Northwest Pipe and Carpenter Technology Volatility Contrast

   Predicted Return Density   
       Returns  

Pair Trading with Northwest Pipe and Carpenter Technology

The main advantage of trading using opposite Northwest Pipe and Carpenter Technology positions is that it hedges away some unsystematic risk. Because of two separate transactions, even if Northwest Pipe position performs unexpectedly, Carpenter Technology can make up some of the losses. Pair trading also minimizes risk from directional movements in the market. For example, if an entire industry or sector drops because of unexpected headlines, the short position in Carpenter Technology will offset losses from the drop in Carpenter Technology's long position.
The idea behind Northwest Pipe and Carpenter Technology pairs trading is to make the combined position market-neutral, meaning the overall market's direction will not affect its win or loss (or potential downside or upside).

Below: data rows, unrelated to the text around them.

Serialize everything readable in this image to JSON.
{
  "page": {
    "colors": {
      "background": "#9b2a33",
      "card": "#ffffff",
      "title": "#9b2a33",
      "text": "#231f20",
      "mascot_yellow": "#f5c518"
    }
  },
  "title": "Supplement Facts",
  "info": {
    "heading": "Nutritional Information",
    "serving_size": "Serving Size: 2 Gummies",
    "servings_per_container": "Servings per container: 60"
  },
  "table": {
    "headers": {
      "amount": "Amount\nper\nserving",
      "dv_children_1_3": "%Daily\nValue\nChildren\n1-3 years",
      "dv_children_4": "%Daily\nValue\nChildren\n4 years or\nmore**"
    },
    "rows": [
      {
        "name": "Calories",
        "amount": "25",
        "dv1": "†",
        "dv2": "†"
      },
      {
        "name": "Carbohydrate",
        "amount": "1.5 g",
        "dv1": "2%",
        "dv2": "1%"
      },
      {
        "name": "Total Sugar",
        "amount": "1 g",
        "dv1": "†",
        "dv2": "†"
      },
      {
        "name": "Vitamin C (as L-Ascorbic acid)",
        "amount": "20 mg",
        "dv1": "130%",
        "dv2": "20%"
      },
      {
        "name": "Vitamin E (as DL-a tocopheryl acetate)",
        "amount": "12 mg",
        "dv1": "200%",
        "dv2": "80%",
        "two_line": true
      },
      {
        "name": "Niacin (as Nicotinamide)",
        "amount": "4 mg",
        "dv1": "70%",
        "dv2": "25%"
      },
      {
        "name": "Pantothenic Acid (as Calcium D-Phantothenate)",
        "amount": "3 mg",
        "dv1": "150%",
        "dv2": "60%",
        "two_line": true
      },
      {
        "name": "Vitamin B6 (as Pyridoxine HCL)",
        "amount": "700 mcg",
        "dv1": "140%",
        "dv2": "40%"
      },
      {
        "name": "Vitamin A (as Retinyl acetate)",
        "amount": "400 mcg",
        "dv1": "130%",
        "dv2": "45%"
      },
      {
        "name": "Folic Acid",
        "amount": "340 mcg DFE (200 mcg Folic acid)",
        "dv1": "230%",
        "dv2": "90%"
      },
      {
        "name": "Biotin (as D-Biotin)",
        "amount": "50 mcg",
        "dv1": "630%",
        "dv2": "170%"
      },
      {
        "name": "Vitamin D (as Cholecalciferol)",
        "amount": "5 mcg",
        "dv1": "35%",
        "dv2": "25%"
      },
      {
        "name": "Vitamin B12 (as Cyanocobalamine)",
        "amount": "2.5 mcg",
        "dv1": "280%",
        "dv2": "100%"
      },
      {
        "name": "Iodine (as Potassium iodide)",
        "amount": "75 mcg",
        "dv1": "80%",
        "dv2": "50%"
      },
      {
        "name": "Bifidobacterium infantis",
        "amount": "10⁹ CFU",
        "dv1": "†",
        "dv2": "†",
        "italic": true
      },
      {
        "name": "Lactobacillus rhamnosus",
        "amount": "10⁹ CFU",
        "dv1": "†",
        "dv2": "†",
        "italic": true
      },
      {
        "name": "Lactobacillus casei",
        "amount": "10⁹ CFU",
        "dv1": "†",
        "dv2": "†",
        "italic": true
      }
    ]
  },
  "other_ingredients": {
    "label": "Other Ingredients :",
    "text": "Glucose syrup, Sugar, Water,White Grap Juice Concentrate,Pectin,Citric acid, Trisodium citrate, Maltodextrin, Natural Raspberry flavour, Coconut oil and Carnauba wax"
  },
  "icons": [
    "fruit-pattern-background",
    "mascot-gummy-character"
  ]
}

This can be achieved by designing a pairs trade with two highly correlated stocks or equities that operate in a similar space or sector, making it possible to obtain profits through simple and relatively low-risk investment.
Check out your portfolio center.
Note that this page's information should be used as a complementary analysis to find the right mix of equity instruments to add to your existing portfolios or create a brand new portfolio. You can also try the USA ETFs module to find actively traded Exchange Traded Funds (ETF) in USA.